Planners have primal, guttural, sensual urban village urges that no other species has. According to the Town Planner’s Behavioural Manifesto, anyone who is not living in an urban village is either a philistine or a bogan or both.

And if for some bizarre reason the term ‘urban village’ doesn’t win the affection of your desired (nay, lusted) town planner, then try this: get up close, look them in the eye, and unblinking say “I think you are absolutely sustainable”. Yes, “sustainable”. But when you say this make sure you stand back because this particular town planner will explode with pleasure.

Now while town planners are all focused on delivering “sustainable urban villages” in the densest parts of Sydney, Melbourne and Brisbane, I’m not entirely sure that this is what the punters actually want.

There’s a romanticism about a village that is just not applicable to modern lifestyles. The village works well in a rural setting where children frolic on the common and where people stop and chat to the vicar and his wife on the High Street. The point of a village is that everyone knows everyone and everyone looks out for everyone.

The village is a picture of bucolic bliss, so why wouldn’t town planners want to replicate this concept in modern life? But I don’t think that an urban village is a concept that fits with the way people want to live today.

I don’t want to especially become involved with my neighbours or indeed with my suburban neighbourhood. According to Chapter 3 of the Manifesto this makes me “isolated from the rest of the community”. No, I’m not isolated. I am very much at the centre of a rich, vibrant and warm community that revolves around me and my workplace. I don’t need to connect with the locals when I go home. No offence intended to my neighbours who might be reading this. (Then again they probably aren’t reading this; they’re probably promenading and chatting with the vicar and his wife.)
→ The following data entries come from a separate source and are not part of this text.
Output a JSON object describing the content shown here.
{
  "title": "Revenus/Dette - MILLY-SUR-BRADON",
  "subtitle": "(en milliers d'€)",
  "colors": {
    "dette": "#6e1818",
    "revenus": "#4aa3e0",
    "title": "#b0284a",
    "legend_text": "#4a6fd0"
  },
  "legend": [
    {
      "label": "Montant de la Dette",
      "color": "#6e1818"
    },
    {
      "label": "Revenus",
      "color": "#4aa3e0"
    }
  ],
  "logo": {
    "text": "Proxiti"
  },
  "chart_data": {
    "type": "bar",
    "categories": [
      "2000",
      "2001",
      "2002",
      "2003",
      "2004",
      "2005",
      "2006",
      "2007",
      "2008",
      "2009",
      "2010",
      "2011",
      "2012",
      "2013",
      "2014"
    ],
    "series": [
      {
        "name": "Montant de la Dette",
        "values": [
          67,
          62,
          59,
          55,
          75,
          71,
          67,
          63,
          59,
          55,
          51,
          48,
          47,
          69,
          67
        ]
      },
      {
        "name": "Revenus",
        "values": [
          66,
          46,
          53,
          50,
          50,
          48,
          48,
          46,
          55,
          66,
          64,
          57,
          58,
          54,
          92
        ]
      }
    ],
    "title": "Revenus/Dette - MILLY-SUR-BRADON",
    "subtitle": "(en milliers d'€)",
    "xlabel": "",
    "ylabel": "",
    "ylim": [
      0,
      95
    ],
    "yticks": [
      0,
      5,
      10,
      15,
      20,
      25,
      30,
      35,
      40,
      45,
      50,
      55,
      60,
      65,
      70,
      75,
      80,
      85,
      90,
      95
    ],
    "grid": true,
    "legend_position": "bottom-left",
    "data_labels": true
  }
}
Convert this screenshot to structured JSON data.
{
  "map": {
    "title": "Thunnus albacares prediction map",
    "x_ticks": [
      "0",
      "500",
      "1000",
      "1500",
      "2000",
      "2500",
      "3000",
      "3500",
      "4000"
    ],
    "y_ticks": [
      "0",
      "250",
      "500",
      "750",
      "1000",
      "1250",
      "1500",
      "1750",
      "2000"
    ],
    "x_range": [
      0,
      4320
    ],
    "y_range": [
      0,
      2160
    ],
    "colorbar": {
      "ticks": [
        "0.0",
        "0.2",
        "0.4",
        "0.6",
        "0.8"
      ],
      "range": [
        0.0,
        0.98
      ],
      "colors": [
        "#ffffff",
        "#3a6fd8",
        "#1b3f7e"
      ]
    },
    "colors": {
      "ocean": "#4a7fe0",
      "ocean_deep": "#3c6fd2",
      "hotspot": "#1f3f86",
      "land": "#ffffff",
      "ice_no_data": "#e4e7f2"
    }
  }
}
Like many others, I receive validation from a supportive community in the workplace; when I go home of an evening I do not want to chat over the fence to a neighbor or to discuss politics with the butcher. In fact, I don’t feel the need to know my butcher and I don’t want my butcher to know me. “Chops thanks” is as far as my butcher-inclined conversation goes. I regard my suburban home as a hotel. I go to my room to eat, sleep and recuperate, and to engage with my immediate family. I socialise in areas and with people located beyond my local geography.
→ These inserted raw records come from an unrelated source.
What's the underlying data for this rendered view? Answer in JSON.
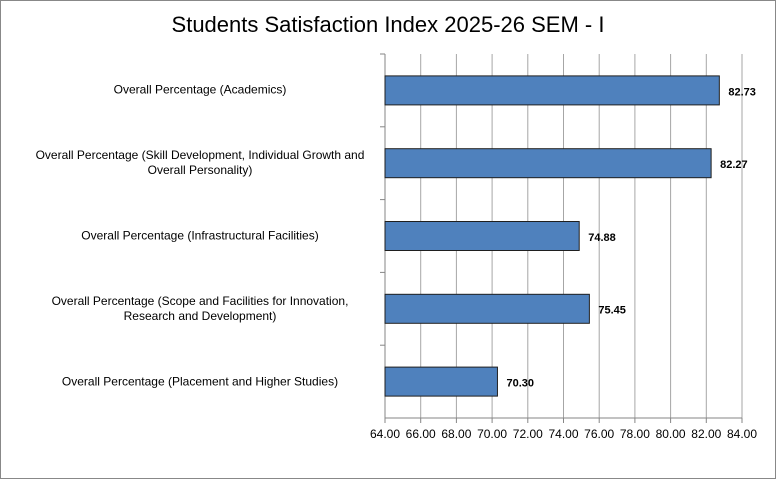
{
  "chart_data": {
    "type": "hbar",
    "title": "Students Satisfaction Index 2025-26 SEM - I",
    "categories": [
      "Overall Percentage (Academics)",
      "Overall Percentage (Skill Development, Individual Growth and Overall Personality)",
      "Overall Percentage (Infrastructural Facilities)",
      "Overall Percentage (Scope and Facilities for Innovation, Research and Development)",
      "Overall Percentage (Placement and Higher Studies)"
    ],
    "values": [
      82.73,
      82.27,
      74.88,
      75.45,
      70.3
    ],
    "value_labels": [
      "82.73",
      "82.27",
      "74.88",
      "75.45",
      "70.30"
    ],
    "color": "#4f81bd",
    "xlim": [
      64,
      84
    ],
    "xticks": [
      {
        "value": 64,
        "label": "64.00"
      },
      {
        "value": 66,
        "label": "66.00"
      },
      {
        "value": 68,
        "label": "68.00"
      },
      {
        "value": 70,
        "label": "70.00"
      },
      {
        "value": 72,
        "label": "72.00"
      },
      {
        "value": 74,
        "label": "74.00"
      },
      {
        "value": 76,
        "label": "76.00"
      },
      {
        "value": 78,
        "label": "78.00"
      },
      {
        "value": 80,
        "label": "80.00"
      },
      {
        "value": 82,
        "label": "82.00"
      },
      {
        "value": 84,
        "label": "84.00"
      }
    ],
    "grid": true
  }
}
I know this is a difficult concept for town planners to get their heads around, but I’m positive I’m not alone. If I am correct and there are others like me, then the sort of housing we should be building apartments with minimal communal facilities. No central green. No butcher shops. No public seating. No boules patch. No Zen garden for reflection.
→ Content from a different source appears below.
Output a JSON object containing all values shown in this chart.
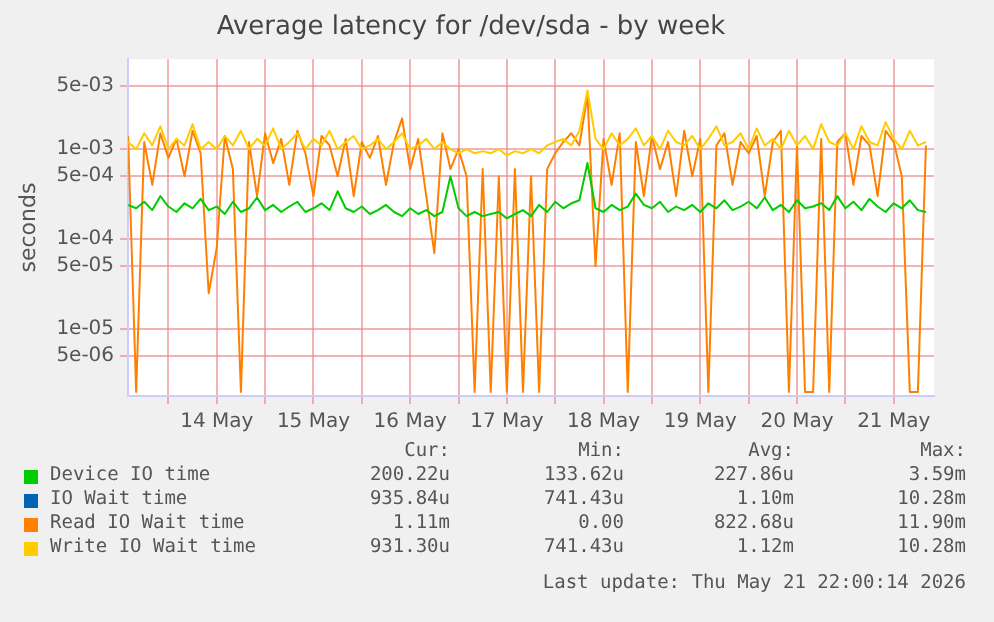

If I want to reflect I’ll sit in my car in the basement carpark of my work. Dark and quiet. I love it down there.

And no need for promenades for non-existent vicars. I don’t want places to stop and chat. Just efficient hotel-like apartments located close to the CBD with good views and all mod cons.

The Manifesto states clearly that there should be a diversity of housing in all major cities. Well, how about housing that is cheap, well positioned but which offers minimal integration with the local community?

Perhaps this is the type of accommodation that we should be investing in and not apartments in idealised but not very practical sustainable urban villages.